Chef Marc Vetri is the founder of Philadelphia’s critically acclaimed Vetri Family of Restaurants. A Philadelphia native, Vetri spent his formative professional kitchen life in Bergamo, Italy, working alongside some of the region’s most noted chefs. In 1998, he opened the fine-dining restaurant, Vetri, to universal acclaim. Within two years of the restaurant’s debut, he was named one of Food & Wine’s “Best New Chefs” and received the Philadelphia Inquirer’s highest restaurant rating. In 2005, he was given the James Beard Award for “Best Chef Mid-Atlantic.”
Italian Tonda Padana squash is about the size of a basketball and weighs close to 8 pounds. It’s pretty high in starch and low in water, so it’s great for gnocchi. If you can’t find Tonda Padana squash, use kabocha squash instead.
- 1/2 Tonda Padana squash
- 1/2 cup plus 1 tablespoon unsalted butter
- 2 whole eggs
- 2 egg yolks
- 1/2 cup grated Parmesan cheese
- 1/2 cup almond flour (plus some for dusting)
- 1/4 cup finely crushed amaretti cookies or almond macaroons
- 1/2 teaspoon kosher salt
- 1/8 teaspoon freshly grated nutmeg
- 8 to 12 fresh sage leaves
- 3/4 cup grated bagoss, Bitto, Parmesan cheese
- To make the squash easier to peel, jab the squash all over with a knife (to allow steam to escape), and then microwave it on high power until the skin softens, about 2 minutes. Peel the squash with a vegetable peeler or paring knife. Scoop out and discard the seeds and strings, then cut the flesh into 1″ to 2″ chunks.

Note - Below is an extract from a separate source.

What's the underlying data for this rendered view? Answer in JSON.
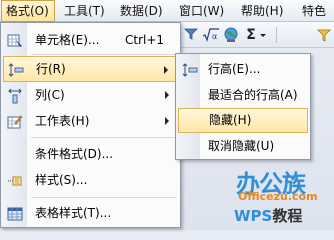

- Put the squash in a heavy pot and add water to a depth of 1/4″. Add 1 tablespoon of the butter and simmer, covered, until the squash is tender, 15 to 20 minutes. Mash the squash in the pan (or puree it with a handheld blender or in a food processor), and then continue cooking the squash, stirring often to prevent burning, until much of the water evaporates and the puree reduces in volume, about 1 hour. When it’s done, the squash should be the consistency of a loose dough and thick enough to cling to an upended spoon.
- Measure out 1 1/2 cups of the puree and reserve the rest for another use. Transfer the puree to a bowl, let cool slightly, then add the whole eggs, egg yolks, Parmesan, almond flour, cookie crumbs, salt and nutmeg, and mix with a spoon until the dough comes together (it will be loose). Spoon the dough into a zip-lock bag, seal closed and refrigerate it until it is somewhat firm, at least 3 hours or up to 24 hours.
- Snip the corner from the bag and pipe 1″ dollops of the dough into a bowl of almond flour or all-purpose flour. Scoop up a dollop with floured hands, roll it into a ball, and then place it on a flour rimmed baking sheet. Repeat with the remaining dough. You should have 50 to 60 gnocchi.
- Use the gnocchi immediately or cover them loosely and refrigerate them for a few hours. You can also freeze them in a single layer, transfer them to a zip-lock bag, and freeze them for up to 2 weeks. Take the gnocchi straight from the freezer to the boiling water, adding about 30 seconds to the cooking time.
- Bring a large pot of salted water to a boil. Drop in the gnocchi and cover the pot to quickly return the water to a low boil. Cook the gnocchi until springy to the touch and tender throughout, 3 to 5 minutes. Squeeze a dumpling between your fingers. It should have some bounce back. If it just flattens, the gnocchi are not done yet.
- Meanwhile, melt the remaining 1/2 cup butter and sage together over medium heat in a small sautee pan until the butter turns golden brown and the sage is crisp, about 7 minutes.
- Using a spider strainer, transfer the gnocchi to warmed plates, allowing 10 – 12 gnocchi per serving. Spooning the brown butter over the gnocchi and sprinkle with the cheese. Garnish with the crispy sage.